Car dans sa représentation permettant d’afficher les couloirs de l’astéroïde, au choix, sous forme de vecteurs ou de 3D surface pleine, il y a assurément quelque chose de précurseur et de vaguement fascinant dans ce qui aurait pu être un ancêtre de Descent ou, à défaut, un héritier de titres mêlant exploration et énigmes en 3D à la Total Eclipse ou à la Castle Master. Dans sa démarche, on sent bien que le jeu cherche surtout à s’approcher de cette deuxième catégorie, mais il se rate en beauté dans un aspect auquel on ne pensait pas assez à l’époque : le rythme. Non seulement il n’y a pas grand chose à voir, dans les couloirs de cet astéroïde, mais il n’y a surtout pas grand chose à faire : on peut parfois passer trente à quarante secondes à avancer en ligne droite sans rien croiser, et le vrai problème est qu’il peut tout à fait s’écouler des dizaines de minutes sans qu’il se produise quoi que ce soit de vaguement intéressant. Les ennemis sont suffisamment insignifiants et les armes suffisamment imprécises pour qu’il soit beaucoup plus rapide d’éviter les véhicules adverses que de chercher à les détruire, et l’aspect exploration se limitant à choisir une direction au hasard à chaque croisement pour tomber sur des portes fermées ne s’ouvrant que via des puzzles opaques ou peu intéressants de type taquin, on passe beaucoup de temps à faire des allers-et-retours sans intérêt dans des couloirs vides parcourus à un rythme de sénateur et à trouver le temps long, très long.

Ce qui m’empêche de détester Magic Fly, c’est qu’on sent bien qu’il y a un vrai jeu enfoui sous cet ennui et qu’il y a certainement matière à s’accrocher avec le bon état d’esprit tant cette 3D primitive est dotée du charme des débuts du genre.
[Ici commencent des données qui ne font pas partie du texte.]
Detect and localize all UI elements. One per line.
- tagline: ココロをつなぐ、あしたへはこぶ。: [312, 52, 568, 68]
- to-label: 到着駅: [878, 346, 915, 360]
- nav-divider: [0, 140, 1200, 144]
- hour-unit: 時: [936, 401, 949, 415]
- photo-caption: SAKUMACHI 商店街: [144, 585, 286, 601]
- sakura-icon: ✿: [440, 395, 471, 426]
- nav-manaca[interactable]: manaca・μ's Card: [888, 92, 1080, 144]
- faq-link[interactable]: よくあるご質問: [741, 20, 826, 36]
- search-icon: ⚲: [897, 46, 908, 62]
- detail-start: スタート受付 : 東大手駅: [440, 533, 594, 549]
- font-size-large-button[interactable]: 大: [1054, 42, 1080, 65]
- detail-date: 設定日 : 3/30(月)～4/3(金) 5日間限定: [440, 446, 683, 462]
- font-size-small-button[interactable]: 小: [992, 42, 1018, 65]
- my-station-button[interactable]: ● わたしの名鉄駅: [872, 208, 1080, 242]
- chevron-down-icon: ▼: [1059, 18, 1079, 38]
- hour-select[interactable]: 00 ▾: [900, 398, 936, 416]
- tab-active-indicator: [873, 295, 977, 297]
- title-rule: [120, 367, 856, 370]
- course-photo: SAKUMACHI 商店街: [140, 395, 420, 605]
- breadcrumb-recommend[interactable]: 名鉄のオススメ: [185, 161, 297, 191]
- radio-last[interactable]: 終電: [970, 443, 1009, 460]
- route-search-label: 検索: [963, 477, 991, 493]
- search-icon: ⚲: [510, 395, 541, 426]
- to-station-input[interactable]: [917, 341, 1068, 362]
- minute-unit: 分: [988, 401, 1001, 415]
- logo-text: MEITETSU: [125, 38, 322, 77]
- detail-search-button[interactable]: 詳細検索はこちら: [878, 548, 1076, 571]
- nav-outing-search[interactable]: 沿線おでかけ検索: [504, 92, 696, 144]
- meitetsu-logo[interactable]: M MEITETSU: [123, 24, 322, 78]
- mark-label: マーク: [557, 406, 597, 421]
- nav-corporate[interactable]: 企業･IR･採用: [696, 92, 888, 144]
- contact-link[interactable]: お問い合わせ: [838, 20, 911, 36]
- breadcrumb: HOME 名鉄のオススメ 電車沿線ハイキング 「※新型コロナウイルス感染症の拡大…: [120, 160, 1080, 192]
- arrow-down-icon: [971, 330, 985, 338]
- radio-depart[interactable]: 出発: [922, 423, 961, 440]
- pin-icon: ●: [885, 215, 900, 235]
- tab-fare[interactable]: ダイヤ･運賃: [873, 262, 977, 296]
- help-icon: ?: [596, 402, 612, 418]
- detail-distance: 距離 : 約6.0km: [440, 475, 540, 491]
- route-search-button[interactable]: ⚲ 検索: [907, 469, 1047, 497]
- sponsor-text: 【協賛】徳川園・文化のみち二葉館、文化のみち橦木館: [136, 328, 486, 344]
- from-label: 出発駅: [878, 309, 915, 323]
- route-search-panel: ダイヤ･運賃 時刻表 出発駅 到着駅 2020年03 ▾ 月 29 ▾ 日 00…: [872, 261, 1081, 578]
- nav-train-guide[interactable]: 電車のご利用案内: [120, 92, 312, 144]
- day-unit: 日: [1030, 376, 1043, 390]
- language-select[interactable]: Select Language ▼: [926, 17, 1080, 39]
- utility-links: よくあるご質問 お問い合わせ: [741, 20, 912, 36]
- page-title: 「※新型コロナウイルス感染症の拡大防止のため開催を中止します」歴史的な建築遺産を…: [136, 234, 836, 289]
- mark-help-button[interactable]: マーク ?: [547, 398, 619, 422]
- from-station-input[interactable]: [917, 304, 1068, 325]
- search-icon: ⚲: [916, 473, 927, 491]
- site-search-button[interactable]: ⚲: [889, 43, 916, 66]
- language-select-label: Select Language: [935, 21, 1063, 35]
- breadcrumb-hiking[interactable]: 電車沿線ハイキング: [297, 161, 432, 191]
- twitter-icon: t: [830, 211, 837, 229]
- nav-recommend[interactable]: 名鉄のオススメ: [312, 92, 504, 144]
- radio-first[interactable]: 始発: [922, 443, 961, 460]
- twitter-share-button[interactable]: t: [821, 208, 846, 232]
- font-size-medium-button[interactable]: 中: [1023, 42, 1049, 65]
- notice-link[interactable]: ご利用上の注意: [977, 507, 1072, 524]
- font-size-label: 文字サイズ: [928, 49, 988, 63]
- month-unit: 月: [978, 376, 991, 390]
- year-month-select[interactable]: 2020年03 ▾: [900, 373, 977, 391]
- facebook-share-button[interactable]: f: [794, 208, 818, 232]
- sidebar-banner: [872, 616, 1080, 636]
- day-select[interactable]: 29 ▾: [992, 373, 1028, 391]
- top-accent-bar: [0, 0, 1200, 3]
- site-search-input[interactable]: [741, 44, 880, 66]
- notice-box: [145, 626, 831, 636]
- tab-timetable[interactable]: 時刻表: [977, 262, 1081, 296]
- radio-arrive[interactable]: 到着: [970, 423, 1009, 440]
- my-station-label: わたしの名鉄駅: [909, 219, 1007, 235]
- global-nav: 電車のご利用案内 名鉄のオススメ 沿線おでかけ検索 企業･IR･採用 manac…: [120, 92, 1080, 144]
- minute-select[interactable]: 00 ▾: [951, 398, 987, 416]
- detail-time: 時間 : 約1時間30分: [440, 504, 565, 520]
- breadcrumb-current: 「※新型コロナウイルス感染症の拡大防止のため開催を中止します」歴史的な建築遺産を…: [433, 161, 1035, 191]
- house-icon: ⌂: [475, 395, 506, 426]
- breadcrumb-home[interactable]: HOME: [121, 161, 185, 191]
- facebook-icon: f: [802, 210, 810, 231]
Mais combien de joueurs le feront ? Dans un titre où il n’y a pratiquement rien à voir, où on meurt tout seul en vidant ses réserves d’énergie, où il est très difficile de tenir une carte à cause de la troisième dimension et où l’action est plus théorique que pratique, le maigre potentiel ludique ne tient qu’à la curiosité d’espérer découvrir quelque chose d’un peu inattendu au sein de ces couloirs tous pareils qui auraient vraiment, vraiment gagné à être dix fois plus courts.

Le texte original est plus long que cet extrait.